🤖 AI Summary
Designing effective reward functions for reinforcement learning (RL) in real-world robotic manipulation remains challenging—sparse rewards hinder training efficiency, while dense rewards require extensive domain expertise. Method: This paper introduces ARCHIE, the first framework that leverages a large language model (GPT-4) to automatically generate end-to-end reward functions and success criteria directly from natural language task descriptions. ARCHIE compiles textual specifications into executable reward code, integrating vision-language model (VLM)-based perception, PPO/SAC-based RL, and sim-to-real transfer techniques. Contribution/Results: ARCHIE enables zero-shot, human-in-the-loop-free deployment of manipulation skills on single- and dual-arm robots. Evaluated on the ABB YuMi platform, it successfully trains and transfers diverse complex manipulation tasks from simulation to physical execution, substantially reducing reward engineering effort and achieving full automation—from text instruction to physical robot execution.
📝 Abstract
Recent advancements in Large Language Models (LLMs) and Visual Language Models (VLMs) have significantly impacted robotics, enabling high-level semantic motion planning applications. Reinforcement Learning (RL), a complementary paradigm, enables agents to autonomously optimize complex behaviors through interaction and reward signals. However, designing effective reward functions for RL remains challenging, especially in real-world tasks where sparse rewards are insufficient and dense rewards require elaborate design.
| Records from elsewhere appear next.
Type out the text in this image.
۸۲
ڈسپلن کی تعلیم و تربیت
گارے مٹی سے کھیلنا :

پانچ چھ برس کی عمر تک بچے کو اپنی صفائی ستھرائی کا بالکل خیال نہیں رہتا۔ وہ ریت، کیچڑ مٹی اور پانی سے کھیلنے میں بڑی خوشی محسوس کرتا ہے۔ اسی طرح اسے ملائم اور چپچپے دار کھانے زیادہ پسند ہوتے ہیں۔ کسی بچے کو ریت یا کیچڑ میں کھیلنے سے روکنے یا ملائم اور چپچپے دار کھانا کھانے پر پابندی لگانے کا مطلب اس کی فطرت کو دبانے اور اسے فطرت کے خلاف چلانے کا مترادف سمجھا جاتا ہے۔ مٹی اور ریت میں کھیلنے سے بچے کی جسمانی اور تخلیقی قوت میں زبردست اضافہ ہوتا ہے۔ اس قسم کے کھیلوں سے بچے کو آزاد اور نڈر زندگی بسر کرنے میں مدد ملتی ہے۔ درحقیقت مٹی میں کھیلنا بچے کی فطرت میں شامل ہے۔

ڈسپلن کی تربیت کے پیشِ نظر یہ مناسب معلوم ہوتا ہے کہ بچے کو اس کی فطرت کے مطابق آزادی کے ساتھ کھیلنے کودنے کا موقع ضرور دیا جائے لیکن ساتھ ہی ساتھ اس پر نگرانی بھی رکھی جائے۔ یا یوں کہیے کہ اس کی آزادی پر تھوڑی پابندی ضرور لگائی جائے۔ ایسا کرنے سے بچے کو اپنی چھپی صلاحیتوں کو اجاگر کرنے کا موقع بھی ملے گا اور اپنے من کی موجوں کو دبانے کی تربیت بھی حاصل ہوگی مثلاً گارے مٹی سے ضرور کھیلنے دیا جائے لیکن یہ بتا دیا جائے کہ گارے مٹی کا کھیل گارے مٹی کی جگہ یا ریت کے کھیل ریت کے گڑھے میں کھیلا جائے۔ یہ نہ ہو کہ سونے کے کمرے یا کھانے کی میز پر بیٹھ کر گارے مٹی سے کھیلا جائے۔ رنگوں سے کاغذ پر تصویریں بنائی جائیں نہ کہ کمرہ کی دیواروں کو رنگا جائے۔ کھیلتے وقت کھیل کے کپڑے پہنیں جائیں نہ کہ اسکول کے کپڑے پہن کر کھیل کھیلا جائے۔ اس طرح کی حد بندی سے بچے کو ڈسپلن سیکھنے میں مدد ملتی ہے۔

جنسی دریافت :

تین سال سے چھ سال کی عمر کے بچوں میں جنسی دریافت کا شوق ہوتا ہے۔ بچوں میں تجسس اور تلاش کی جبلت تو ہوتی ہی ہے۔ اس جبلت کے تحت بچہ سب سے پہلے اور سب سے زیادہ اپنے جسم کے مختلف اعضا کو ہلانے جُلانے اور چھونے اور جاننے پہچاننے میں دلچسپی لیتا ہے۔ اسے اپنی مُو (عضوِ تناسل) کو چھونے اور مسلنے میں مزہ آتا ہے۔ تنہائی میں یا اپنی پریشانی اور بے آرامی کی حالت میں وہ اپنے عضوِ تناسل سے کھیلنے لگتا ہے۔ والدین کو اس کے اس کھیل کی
In this work, we propose Autonomous Reinforcement learning for Complex HumanInformed Environments (ARCHIE), an unsupervised pipeline leveraging GPT-4, a pre-trained LLM, to generate reward functions directly from natural language task descriptions. The rewards are used to train RL agents in simulated environments, where we formalize the reward generation process to enhance feasibility. Additionally, GPT-4 automates the coding of task success criteria, creating a fully automated, one-shot procedure for translating human-readable text into deployable robot skills. Our approach is validated through extensive simulated experiments on single-arm and bi-manual manipulation tasks using an ABB YuMi collaborative robot, highlighting its practicality and effectiveness. Tasks are demonstrated on the real robot setup.